Illustrated throughout with colour and black and white photographs, this book shows some of the carriages and locomotives arriving at the museum. The book also shows some of the infrastructure at Didcot.
The Great Western Society – A Tale Of Endeavour and Success is split into 12 chapters, covering the different parts of history at the Didcot Railway Centre.
Chapter One looks at why the Great Western Society and The Didcot Railway Centre chose Great Western, in which there is no one simple answer, apart from a happy combination and a public hyperbole that the Western Railway was in fact Great.
Chapter Two looks at the beginnings of the society, including a schoolboy who had just bought a copy of The Railway Magazine.
Chapter Three of this book looks at the different locomotives that the society has, including Pendennis Castle and 6023 King Edward II.
This chapter also has an appendix of locomotives found at Didcot.
Chapter 4 moves on to look at the variety of carriages that are often forgotten about at the Didcot Railway Centre, Also included, like chapter three, is an appendix of carriages at the DRC.
Chapters 5 – 8 cover some of the developments and replicas of the museum at Didcot, including the broad gauge track (which is wider track than standard gauge).
Chapter 9 – 11 covers Signalling and trips/tours at the Didcot Railway Centre. Chapter 9 covers the visits of famous people to the Didcot Railway Centre, including the visit of Princess Anne in 2003.
Chapter 12 brings the book to a close, with coverage of the volunteers of the society working hard to keep the memories alive for future visitors.
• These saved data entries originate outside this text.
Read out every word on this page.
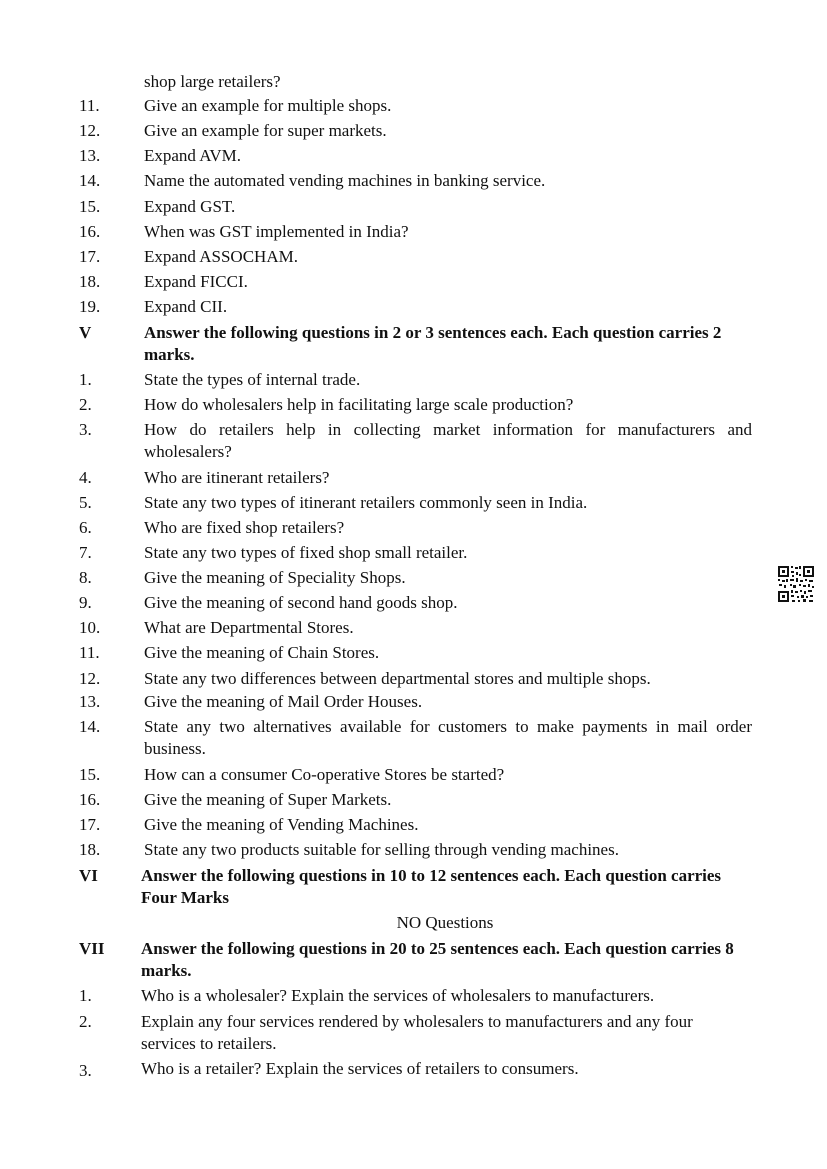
shop large retailers?
11.	Give an example for multiple shops.
12.	Give an example for super markets.
13.	Expand AVM.
14.	Name the automated vending machines in banking service.
15.	Expand GST.
16.	When was GST implemented in India?
17.	Expand ASSOCHAM.
18.	Expand FICCI.
19.	Expand CII.
V	Answer the following questions in 2 or 3 sentences each. Each question carries 2 marks.
1.	State the types of internal trade.
2.	How do wholesalers help in facilitating large scale production?
3.	How do retailers help in collecting market information for manufacturers and wholesalers?
4.	Who are itinerant retailers?
5.	State any two types of itinerant retailers commonly seen in India.
6.	Who are fixed shop retailers?
7.	State any two types of fixed shop small retailer.
8.	Give the meaning of Speciality Shops.
9.	Give the meaning of second hand goods shop.
10.	What are Departmental Stores.
11.	Give the meaning of Chain Stores.
12.	State any two differences between departmental stores and multiple shops.
13.	Give the meaning of Mail Order Houses.
14.	State any two alternatives available for customers to make payments in mail order business.
15.	How can a consumer Co-operative Stores be started?
16.	Give the meaning of Super Markets.
17.	Give the meaning of Vending Machines.
18.	State any two products suitable for selling through vending machines.
VI	Answer the following questions in 10 to 12 sentences each. Each question carries Four Marks
NO Questions
VII Answer the following questions in 20 to 25 sentences each. Each question carries 8 marks.
1.	Who is a wholesaler? Explain the services of wholesalers to manufacturers.
2.	Explain any four services rendered by wholesalers to manufacturers and any four services to retailers.
3.	Who is a retailer? Explain the services of retailers to consumers.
Each chapter has a number of photographs, but we found some pages to be just full of text, and we found this quite overwhelming. We would have liked to have seen the margins of the book a little narrower and seen a few more pictures to split up the text.
It is great to see some historic photographs of the museum being built and seeing some of the locomotives arriving having been saved from scrap.
This book then is full of information about the Great Western Society and the Didcot Railway Centre.
Whether you are local to the Dicot Railway Centre, or just want to check out the history of the society, this book is a good addition to any bookshelf.
We would like to thank Pen and Sword for providing RailAdvent with a copy of this book to review.